Windhoek-Most Namibian farmers can prepare themselves for normal to above normal rainfall in November and December, and January and February 2018.
However, they are urged not to oversell food in case the 2017/18 season does not perform well and also put in place contingency plans such as water harvesting for irrigation and climate smart agriculture, among others.
The forecast for the 2017 cropping season in southern Africa indicates that most parts of the region can expect adequate rainfall after successive years of debilitating droughts.
In November to December most of the region is expected to receive “normal to above normal” rainfall, and this is expected to continue in most parts in January to March 2018, according to the 20th Southern Africa Regional Climate Outlook Forum (SARCOF-20).
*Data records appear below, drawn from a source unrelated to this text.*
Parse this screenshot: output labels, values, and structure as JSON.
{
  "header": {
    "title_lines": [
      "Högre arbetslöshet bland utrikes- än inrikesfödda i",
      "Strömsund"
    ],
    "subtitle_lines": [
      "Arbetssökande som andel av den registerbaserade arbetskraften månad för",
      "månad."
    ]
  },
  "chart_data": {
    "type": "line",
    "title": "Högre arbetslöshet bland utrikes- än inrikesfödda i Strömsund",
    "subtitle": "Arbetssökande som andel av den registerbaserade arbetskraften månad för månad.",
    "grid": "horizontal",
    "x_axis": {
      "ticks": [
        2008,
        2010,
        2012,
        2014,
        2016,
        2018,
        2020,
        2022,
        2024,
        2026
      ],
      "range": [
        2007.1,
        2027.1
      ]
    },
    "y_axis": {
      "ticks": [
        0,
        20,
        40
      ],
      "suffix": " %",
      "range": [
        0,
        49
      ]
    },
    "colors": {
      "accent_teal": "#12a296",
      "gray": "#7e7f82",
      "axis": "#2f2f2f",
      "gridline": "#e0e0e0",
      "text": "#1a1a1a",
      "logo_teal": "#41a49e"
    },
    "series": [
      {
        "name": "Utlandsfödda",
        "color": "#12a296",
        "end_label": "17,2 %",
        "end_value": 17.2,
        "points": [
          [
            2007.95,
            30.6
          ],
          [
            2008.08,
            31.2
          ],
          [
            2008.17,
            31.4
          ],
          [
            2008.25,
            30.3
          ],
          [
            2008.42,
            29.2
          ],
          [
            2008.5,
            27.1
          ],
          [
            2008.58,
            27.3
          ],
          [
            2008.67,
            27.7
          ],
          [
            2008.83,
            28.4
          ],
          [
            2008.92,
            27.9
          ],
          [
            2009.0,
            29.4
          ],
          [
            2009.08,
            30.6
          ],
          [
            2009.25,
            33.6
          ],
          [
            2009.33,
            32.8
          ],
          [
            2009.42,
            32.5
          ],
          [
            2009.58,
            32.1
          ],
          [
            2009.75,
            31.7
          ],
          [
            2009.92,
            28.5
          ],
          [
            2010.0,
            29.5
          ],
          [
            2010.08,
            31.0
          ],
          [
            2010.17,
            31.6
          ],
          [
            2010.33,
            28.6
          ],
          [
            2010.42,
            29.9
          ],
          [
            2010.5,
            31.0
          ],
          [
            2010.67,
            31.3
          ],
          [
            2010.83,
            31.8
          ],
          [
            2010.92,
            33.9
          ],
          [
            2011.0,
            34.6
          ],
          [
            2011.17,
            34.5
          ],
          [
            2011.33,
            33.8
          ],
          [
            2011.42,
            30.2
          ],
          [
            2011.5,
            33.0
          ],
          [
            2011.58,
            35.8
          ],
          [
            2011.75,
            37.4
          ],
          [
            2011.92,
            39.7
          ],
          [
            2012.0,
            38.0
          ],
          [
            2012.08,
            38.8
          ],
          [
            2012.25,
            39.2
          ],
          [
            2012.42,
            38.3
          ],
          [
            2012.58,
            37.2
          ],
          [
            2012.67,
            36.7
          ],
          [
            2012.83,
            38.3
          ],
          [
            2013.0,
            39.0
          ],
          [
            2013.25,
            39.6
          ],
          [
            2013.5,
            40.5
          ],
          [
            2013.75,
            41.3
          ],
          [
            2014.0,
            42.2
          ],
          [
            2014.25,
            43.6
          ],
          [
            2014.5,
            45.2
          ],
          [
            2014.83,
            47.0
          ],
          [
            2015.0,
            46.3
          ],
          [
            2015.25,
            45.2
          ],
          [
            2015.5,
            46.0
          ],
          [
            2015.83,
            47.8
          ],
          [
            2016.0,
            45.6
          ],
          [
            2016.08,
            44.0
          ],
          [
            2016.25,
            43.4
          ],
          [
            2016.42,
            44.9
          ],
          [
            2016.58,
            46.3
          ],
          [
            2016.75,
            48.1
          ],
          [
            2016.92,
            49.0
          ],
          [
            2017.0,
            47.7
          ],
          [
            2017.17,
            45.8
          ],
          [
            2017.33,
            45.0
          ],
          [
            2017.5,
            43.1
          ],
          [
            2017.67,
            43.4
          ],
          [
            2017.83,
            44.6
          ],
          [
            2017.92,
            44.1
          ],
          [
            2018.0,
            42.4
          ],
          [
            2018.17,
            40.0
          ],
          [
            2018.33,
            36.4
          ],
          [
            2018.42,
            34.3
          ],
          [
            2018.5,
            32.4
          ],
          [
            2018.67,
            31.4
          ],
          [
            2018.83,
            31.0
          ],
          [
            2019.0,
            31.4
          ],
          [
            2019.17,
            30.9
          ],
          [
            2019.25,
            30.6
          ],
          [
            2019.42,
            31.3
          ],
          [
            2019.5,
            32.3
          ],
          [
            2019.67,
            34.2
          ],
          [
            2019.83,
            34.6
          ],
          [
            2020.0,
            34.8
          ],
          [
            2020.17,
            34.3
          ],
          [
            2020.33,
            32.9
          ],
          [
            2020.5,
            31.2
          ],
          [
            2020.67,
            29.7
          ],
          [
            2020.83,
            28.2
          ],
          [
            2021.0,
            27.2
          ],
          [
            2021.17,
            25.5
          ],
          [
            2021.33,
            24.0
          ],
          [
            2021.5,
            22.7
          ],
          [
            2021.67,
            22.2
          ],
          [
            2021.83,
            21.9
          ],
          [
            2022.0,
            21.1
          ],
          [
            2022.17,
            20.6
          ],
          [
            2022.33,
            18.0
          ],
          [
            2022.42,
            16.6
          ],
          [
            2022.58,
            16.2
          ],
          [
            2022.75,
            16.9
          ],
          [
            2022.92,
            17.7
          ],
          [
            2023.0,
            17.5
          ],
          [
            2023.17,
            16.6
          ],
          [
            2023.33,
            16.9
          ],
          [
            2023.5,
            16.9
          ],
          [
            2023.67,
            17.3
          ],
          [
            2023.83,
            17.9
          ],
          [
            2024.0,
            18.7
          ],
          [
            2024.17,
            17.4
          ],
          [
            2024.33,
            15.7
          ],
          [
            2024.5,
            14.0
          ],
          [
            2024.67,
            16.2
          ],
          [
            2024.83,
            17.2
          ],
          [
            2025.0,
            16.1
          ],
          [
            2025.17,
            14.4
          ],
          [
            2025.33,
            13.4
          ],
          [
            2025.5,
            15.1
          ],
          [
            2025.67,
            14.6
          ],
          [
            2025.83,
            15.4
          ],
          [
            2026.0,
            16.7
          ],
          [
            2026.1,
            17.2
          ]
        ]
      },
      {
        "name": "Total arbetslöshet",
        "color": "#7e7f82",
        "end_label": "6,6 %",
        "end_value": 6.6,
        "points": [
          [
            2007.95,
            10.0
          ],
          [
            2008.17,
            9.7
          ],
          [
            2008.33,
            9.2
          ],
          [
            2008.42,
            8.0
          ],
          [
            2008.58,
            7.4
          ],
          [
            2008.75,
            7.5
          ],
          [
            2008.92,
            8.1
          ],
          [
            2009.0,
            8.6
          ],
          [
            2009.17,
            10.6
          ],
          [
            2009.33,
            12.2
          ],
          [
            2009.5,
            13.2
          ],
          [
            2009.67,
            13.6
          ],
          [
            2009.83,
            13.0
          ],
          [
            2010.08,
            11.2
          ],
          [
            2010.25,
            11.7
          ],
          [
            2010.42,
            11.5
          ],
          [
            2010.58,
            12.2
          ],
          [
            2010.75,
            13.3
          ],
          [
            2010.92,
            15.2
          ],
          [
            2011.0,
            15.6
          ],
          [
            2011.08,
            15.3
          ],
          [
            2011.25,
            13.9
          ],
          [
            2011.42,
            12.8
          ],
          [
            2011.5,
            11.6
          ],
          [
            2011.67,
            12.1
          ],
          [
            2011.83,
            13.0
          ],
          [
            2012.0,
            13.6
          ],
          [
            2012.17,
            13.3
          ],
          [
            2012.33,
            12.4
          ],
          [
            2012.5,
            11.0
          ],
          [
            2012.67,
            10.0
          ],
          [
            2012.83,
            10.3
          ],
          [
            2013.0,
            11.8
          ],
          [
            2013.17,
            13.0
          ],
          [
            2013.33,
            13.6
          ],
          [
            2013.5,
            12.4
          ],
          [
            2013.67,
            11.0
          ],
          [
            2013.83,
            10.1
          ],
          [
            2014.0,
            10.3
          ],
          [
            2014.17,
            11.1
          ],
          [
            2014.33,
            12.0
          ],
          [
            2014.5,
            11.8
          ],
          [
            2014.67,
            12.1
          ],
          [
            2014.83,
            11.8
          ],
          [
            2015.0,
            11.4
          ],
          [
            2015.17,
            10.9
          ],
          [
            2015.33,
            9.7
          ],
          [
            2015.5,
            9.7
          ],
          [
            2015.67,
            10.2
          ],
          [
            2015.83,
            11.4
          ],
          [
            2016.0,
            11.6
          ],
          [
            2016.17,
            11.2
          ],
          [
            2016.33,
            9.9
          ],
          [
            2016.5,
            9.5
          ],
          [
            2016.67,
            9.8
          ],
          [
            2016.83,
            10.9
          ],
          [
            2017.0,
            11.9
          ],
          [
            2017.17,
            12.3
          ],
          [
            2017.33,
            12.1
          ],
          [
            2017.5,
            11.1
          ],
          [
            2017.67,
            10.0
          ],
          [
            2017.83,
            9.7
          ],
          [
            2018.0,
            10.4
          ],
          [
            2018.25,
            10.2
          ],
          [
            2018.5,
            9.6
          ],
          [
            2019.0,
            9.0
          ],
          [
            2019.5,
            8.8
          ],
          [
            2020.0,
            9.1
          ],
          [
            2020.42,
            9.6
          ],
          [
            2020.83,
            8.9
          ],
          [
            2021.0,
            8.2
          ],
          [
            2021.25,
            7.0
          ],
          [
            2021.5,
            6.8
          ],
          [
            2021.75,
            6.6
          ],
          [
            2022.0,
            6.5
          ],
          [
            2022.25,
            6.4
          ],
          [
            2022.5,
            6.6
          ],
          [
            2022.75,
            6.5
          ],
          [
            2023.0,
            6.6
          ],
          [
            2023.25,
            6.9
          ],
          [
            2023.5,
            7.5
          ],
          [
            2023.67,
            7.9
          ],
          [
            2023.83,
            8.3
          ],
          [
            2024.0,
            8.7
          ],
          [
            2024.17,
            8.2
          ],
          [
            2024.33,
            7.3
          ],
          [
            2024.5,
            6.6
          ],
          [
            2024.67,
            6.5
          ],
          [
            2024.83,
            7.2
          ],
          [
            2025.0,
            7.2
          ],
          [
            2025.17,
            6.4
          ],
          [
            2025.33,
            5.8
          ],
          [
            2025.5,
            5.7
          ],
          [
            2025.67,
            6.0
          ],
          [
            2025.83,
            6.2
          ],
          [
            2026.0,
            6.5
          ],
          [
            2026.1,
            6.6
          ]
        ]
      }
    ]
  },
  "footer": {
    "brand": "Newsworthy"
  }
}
However, the northern part of the region can expect “normal to below normal” rainfall at the beginning and end of this period, comprising northernmost Democratic Republic of Congo (DRC), northern Angola, most of Tanzania, northern Mozambique, the island states of Seychelles and eastern Madagascar. November to January may see a reduction in rainfall in some parts of the region, including Namibia, western Botswana, eastern DRC, northern Mozambique, western Zambia and southern Tanzania. During this period the region often experiences a dry spell.
During January to March 2017, the rainfall will decrease in the northern part of the region, as well as the southern parts of Zimbabwe and Mozambique, eastern Botswana, northern and central South Africa.
The statement from climate scientists says they “took into account oceanic and atmospheric factors that influence our climate over the SADC region. In particular, the El Niño-Southern Oscillation (ENSO) is foreseen to be shifting from the warm, through neutral to cold phase, also referred to as La Niña, during the bulk of the rainfall season.”
In southern Africa, an El Niño event is characterised by drought while La Niña is associated with wet conditions and floods. While increased soil moisture is expected to improve crop productivity, there is a risk of flooding that could destroy crops and impact on food security. Damage to infrastructure is possible. Increased incidences of malaria and waterborne diseases are often associated with a higher rainfall. Governments in the region should take proactive measures to prepare for the change in the rainfall patterns and its impact on livelihoods and economic sectors.
For the period December 2017 to January and February 2018, increased chances of normal to above-normal rainfall are predicted for most of Namibia, while increased chances of normal to above-normal rainfall are expected in the south-western fringe of Namibia.
Looking good… Namibia is bound to get its fair share of rain in December 2017 and in January and February next year as can be seen from this latest forecast of the SADC Climate Outlook Forum.